Il dolore era ancora presente, seppur meno violento. Stilettate sottili che arrivavano senza preavviso, facendole storcere la bocca e digrignare i denti avevano fatto la loro comparsa la prima mattina di Luna Crescente e, all'alba dell'ultima notte di quella Morente, Aralyn era scesa a patti sia con loro, sia con sé stessa - l'unica persona ancora da coinvolgere, ora, era Arwen.

Così si era vestita con ciò che Killian le aveva procurato: un abito lungo sia di gonna che di manica, morbido sul corpo per evitare che i punti rimasti nella carne dessero fastidio, una giacchetta a coprirla dalla frescura marzolina e un paio di stivaletti col tacco basso che dubitava avrebbero giovato ai suoi arti ancora indolenziti. Il padrone di casa aveva pensato a tutto, anche a procurarle del make-up con cui coprire i vaghi aloni della fatica - ma quello doveva essere stata la parte meno difficoltosa, viste le scorte di kajal, mascara, ombretti e smalti scuri che quel tipo teneva nascosti in bagno - e lei si era concessa, per la prima volta dopo settimane, il lusso di farsi carina.

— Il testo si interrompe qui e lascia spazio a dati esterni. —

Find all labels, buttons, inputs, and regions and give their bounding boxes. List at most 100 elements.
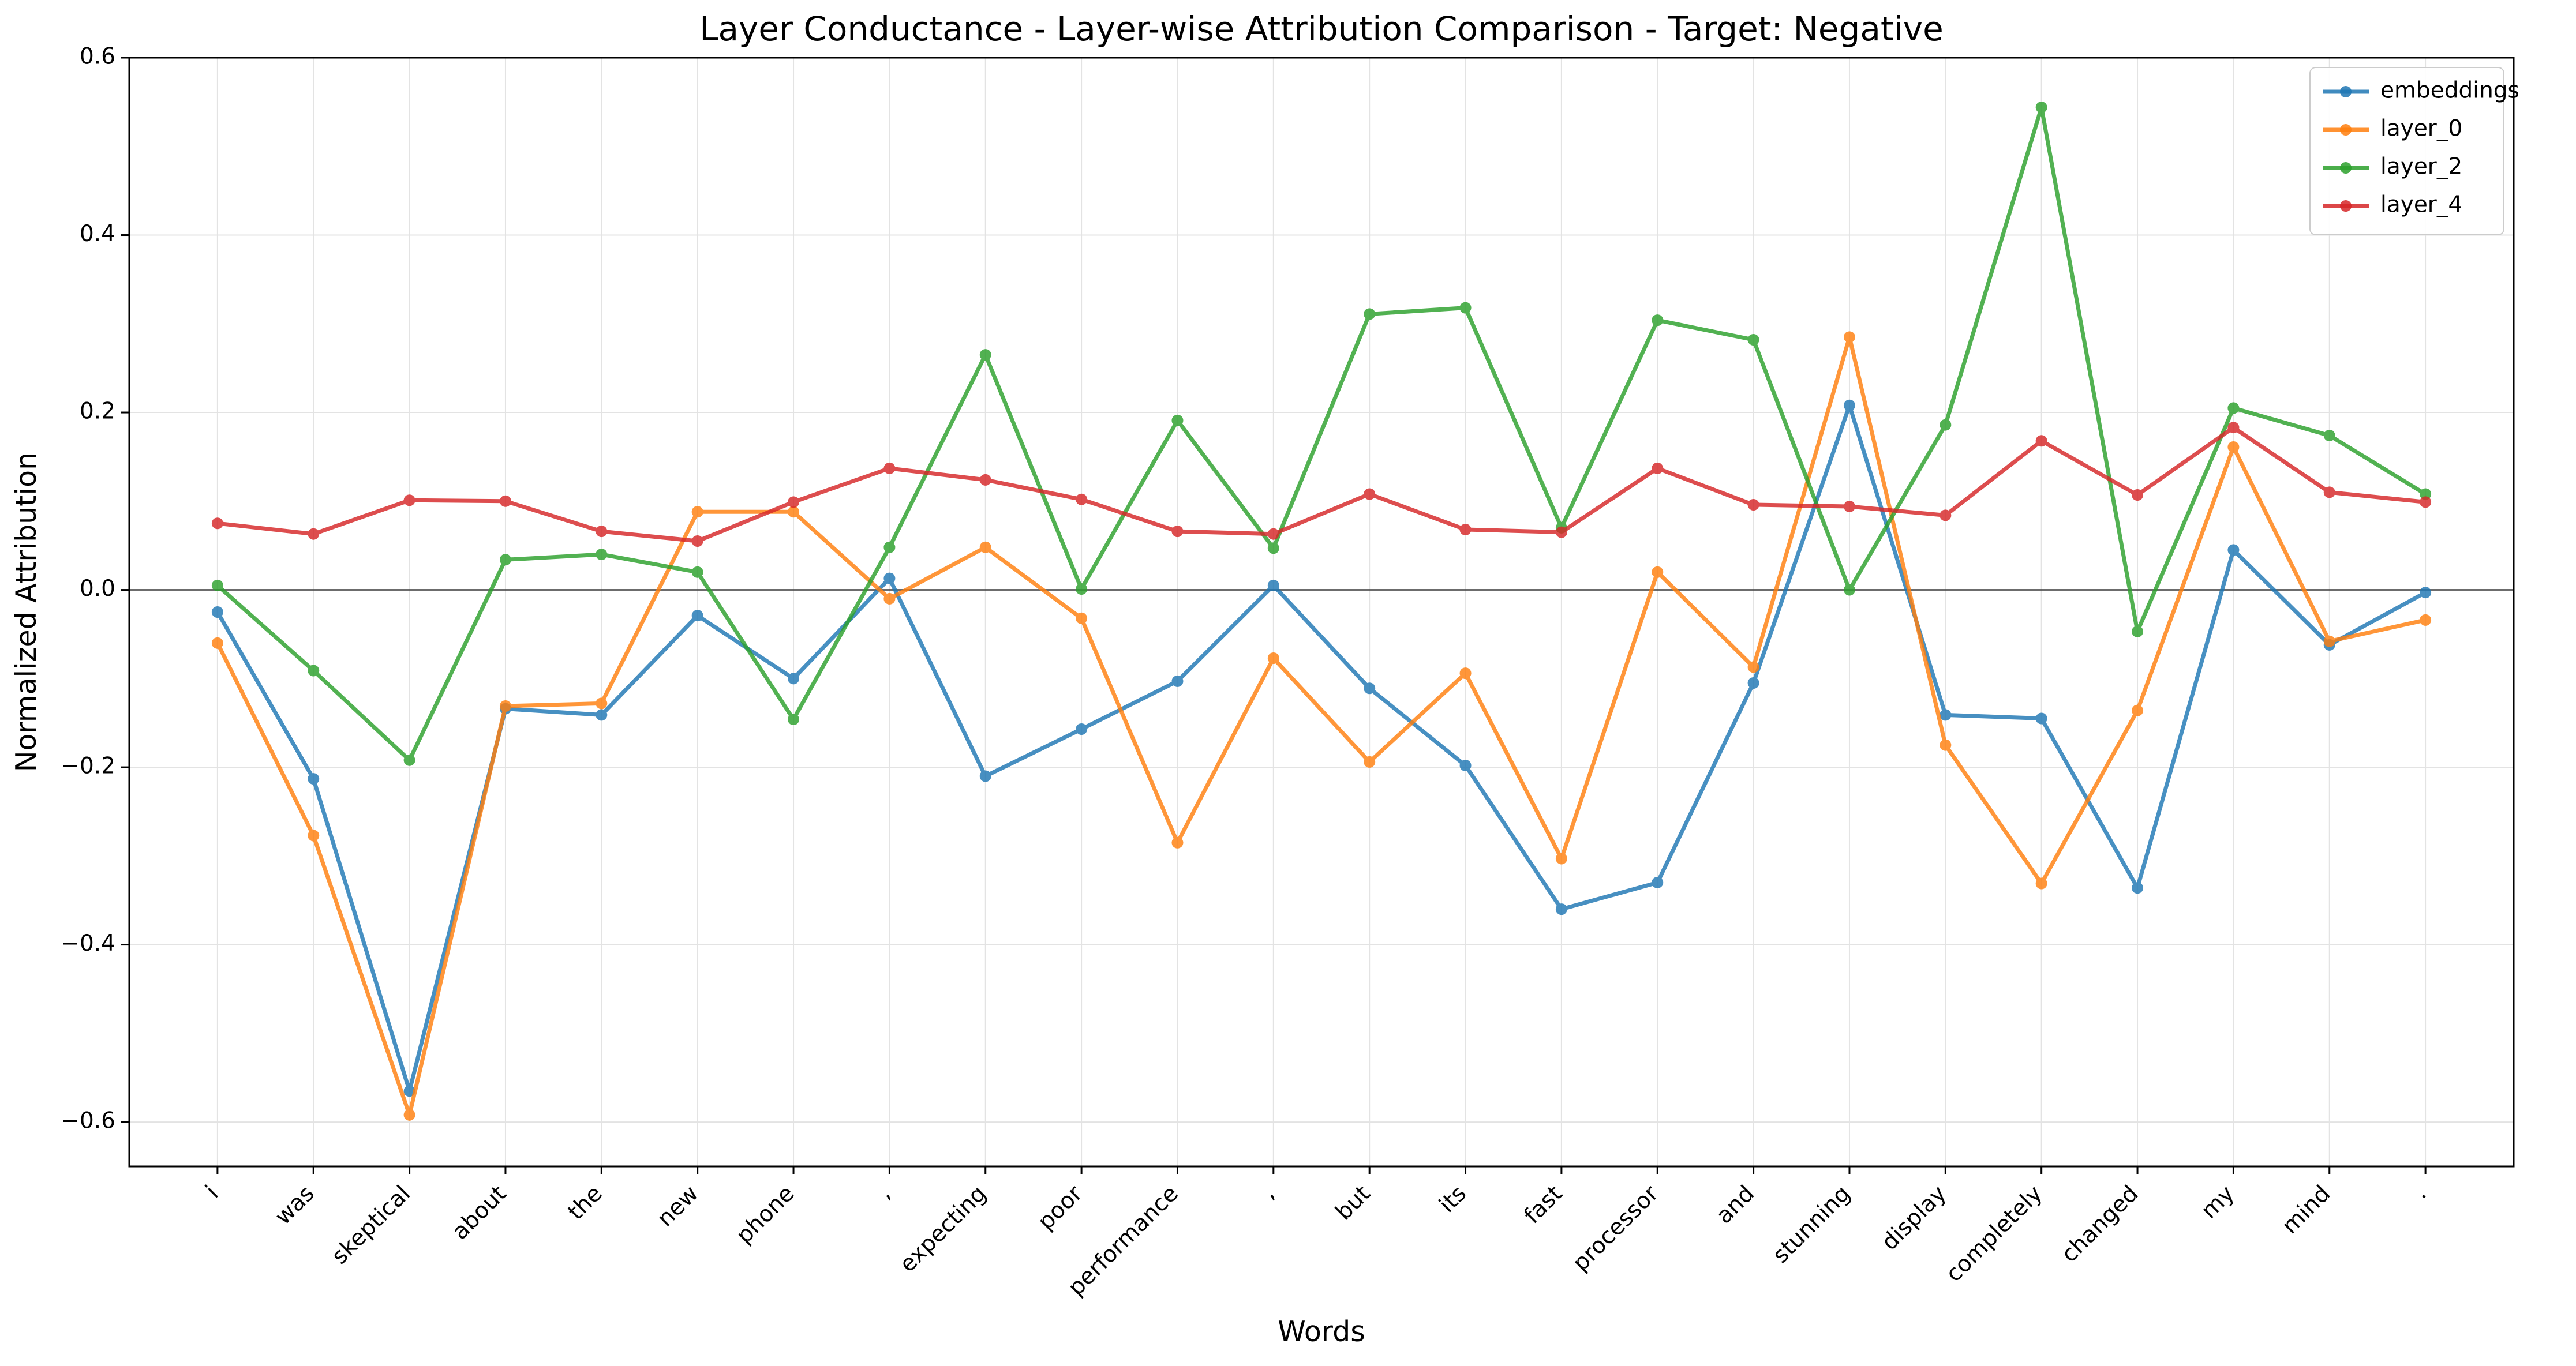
data-point-layer_2 <box>1171 414 1184 426</box>
series-layer <box>211 102 2432 1121</box>
legend-marker-layer_4 <box>2340 200 2352 212</box>
data-point-layer_2 <box>1364 308 1376 320</box>
data-point-embeddings <box>788 673 800 685</box>
series-layer_0 <box>211 331 2432 1121</box>
data-point-layer_2 <box>1652 314 1664 327</box>
data-point-layer_0 <box>2323 635 2335 647</box>
data-point-layer_4 <box>2420 496 2432 508</box>
data-point-layer_0 <box>883 592 896 605</box>
data-point-layer_2 <box>1940 419 1952 431</box>
data-point-embeddings <box>979 770 991 782</box>
data-point-layer_2 <box>691 566 703 578</box>
data-point-embeddings <box>2132 882 2144 894</box>
y-tick-label: 0.0 <box>80 576 115 602</box>
data-point-embeddings <box>691 610 703 622</box>
data-point-layer_4 <box>1555 526 1567 538</box>
data-point-layer_4 <box>1267 528 1279 540</box>
x-axis-label: Words <box>1278 1315 1365 1348</box>
data-point-layer_0 <box>2227 441 2240 453</box>
data-point-layer_0 <box>979 541 991 553</box>
legend-box <box>2309 67 2504 235</box>
data-point-layer_2 <box>2132 625 2144 637</box>
data-point-layer_4 <box>883 462 896 474</box>
data-point-layer_4 <box>308 528 320 540</box>
y-axis-label: Normalized Attribution <box>10 452 43 772</box>
y-tick-label: 0.2 <box>80 399 115 425</box>
data-point-layer_0 <box>2035 877 2047 890</box>
data-point-layer_4 <box>499 495 511 507</box>
plot-frame <box>128 57 2515 1168</box>
data-point-layer_4 <box>211 517 223 530</box>
data-point-embeddings <box>1747 677 1759 689</box>
data-point-embeddings <box>1940 709 1952 721</box>
data-point-layer_4 <box>2227 422 2240 434</box>
data-point-layer_0 <box>2132 704 2144 716</box>
series-line-layer_2 <box>215 105 2428 763</box>
data-point-layer_0 <box>596 697 608 710</box>
data-point-layer_2 <box>1843 584 1855 596</box>
data-point-layer_4 <box>1652 462 1664 474</box>
data-point-embeddings <box>883 572 896 584</box>
data-point-layer_0 <box>1555 853 1567 865</box>
data-point-layer_0 <box>499 700 511 712</box>
data-point-embeddings <box>596 709 608 721</box>
data-point-layer_0 <box>1459 667 1472 680</box>
data-point-layer_2 <box>2227 402 2240 414</box>
data-point-layer_2 <box>2035 102 2047 114</box>
data-point-layer_2 <box>883 541 896 553</box>
data-point-layer_4 <box>788 496 800 508</box>
legend-marker-embeddings <box>2340 86 2352 97</box>
data-point-embeddings <box>2035 712 2047 725</box>
data-point-embeddings <box>1555 903 1567 915</box>
series-line-layer_0 <box>215 335 2428 1117</box>
data-point-layer_4 <box>691 535 703 547</box>
data-point-layer_4 <box>979 474 991 486</box>
data-point-layer_4 <box>1076 493 1088 505</box>
data-point-layer_2 <box>2420 488 2432 500</box>
data-point-layer_0 <box>788 506 800 518</box>
data-point-layer_2 <box>211 579 223 591</box>
data-point-layer_0 <box>1267 652 1279 664</box>
data-point-layer_0 <box>308 830 320 842</box>
data-point-embeddings <box>1171 675 1184 687</box>
data-point-layer_2 <box>1076 583 1088 595</box>
data-point-layer_4 <box>403 494 415 506</box>
data-point-layer_2 <box>2323 430 2335 442</box>
data-point-layer_0 <box>1364 756 1376 768</box>
data-point-embeddings <box>1076 723 1088 735</box>
data-point-layer_4 <box>1171 526 1184 538</box>
series-line-embeddings <box>215 403 2428 1093</box>
data-point-layer_0 <box>1076 612 1088 624</box>
data-point-layer_0 <box>1171 836 1184 849</box>
series-line-layer_4 <box>215 425 2428 543</box>
legend-label-embeddings: embeddings <box>2380 78 2519 104</box>
data-point-embeddings <box>308 773 320 785</box>
data-point-layer_0 <box>1940 739 1952 751</box>
legend-label-layer_2: layer_2 <box>2380 154 2462 180</box>
data-point-layer_0 <box>211 637 223 649</box>
data-point-layer_2 <box>788 714 800 726</box>
data-point-layer_0 <box>403 1109 415 1121</box>
data-point-layer_4 <box>596 526 608 538</box>
data-point-layer_4 <box>1747 498 1759 511</box>
data-point-layer_4 <box>1364 488 1376 500</box>
data-point-layer_4 <box>1940 509 1952 521</box>
data-point-layer_4 <box>1843 501 1855 513</box>
data-point-embeddings <box>1267 579 1279 591</box>
data-point-layer_2 <box>979 349 991 361</box>
data-point-embeddings <box>1652 876 1664 888</box>
data-point-layer_0 <box>691 506 703 518</box>
data-point-layer_0 <box>1747 661 1759 673</box>
data-point-embeddings <box>211 606 223 618</box>
data-point-layer_4 <box>2132 489 2144 501</box>
data-point-layer_4 <box>1459 524 1472 536</box>
data-point-layer_2 <box>1459 302 1472 314</box>
legend-label-layer_0: layer_0 <box>2380 116 2462 142</box>
data-point-layer_2 <box>1267 542 1279 554</box>
data-point-embeddings <box>1364 682 1376 695</box>
data-point-layer_4 <box>2323 486 2335 498</box>
y-tick-label: −0.6 <box>61 1108 115 1134</box>
legend: embeddings layer_0 layer_2 layer_4 <box>2309 67 2519 235</box>
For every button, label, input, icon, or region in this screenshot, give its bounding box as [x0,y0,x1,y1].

Guardandosi ancora una volta nello specchio, Aralyn fece quasi fatica a riconoscersi. Della cosetta malandata e sfatta che era stata per giorni pareva non esserci alcuna traccia e, seppur con l'amaro in bocca, si ricordò dell'ultima occasione in cui si era agghindata come una vera signorina. Era stata la cerimonia per Joseph, il giorno in cui aveva iniziato a realizzare cosa fossero quelle strane sensazioni che le si agitavano dentro - un desiderio che si era accresciuto fino a portarla sul baratro della tragedia e da cui, ora, doveva assolutamente allontanarsi. In fin dei conti, con la imminente condanna che le gravava addosso, quante possibilità aveva di rivederlo? Nessuna, si disse, mentre una stretta prese a stritolarle il cuore.

Involontariamente prese a mordersi le labbra. Quanto avrebbe voluto guardarsi indietro senza avvertire ogni volta tutta quella malinconia, l'assenza e quella vaga rabbia che in sordina era sempre rimasta lì, accanto a lei.

Avrebbe potuto dirmelo, pensò con amarezza. Già, perché poco le importava se era il figlio di Douglas, ciò che davvero la faceva star male era il fatto che le avesse mentito persino dopo averle confessato il proprio interesse, dopo averla baciata ed esserci andato a letto. Avrebbe dovuto dirglielo. In qualche modo, un qualsiasi modo, avrebbe dovuto dirle di non essere colui di cui le aveva raccontato.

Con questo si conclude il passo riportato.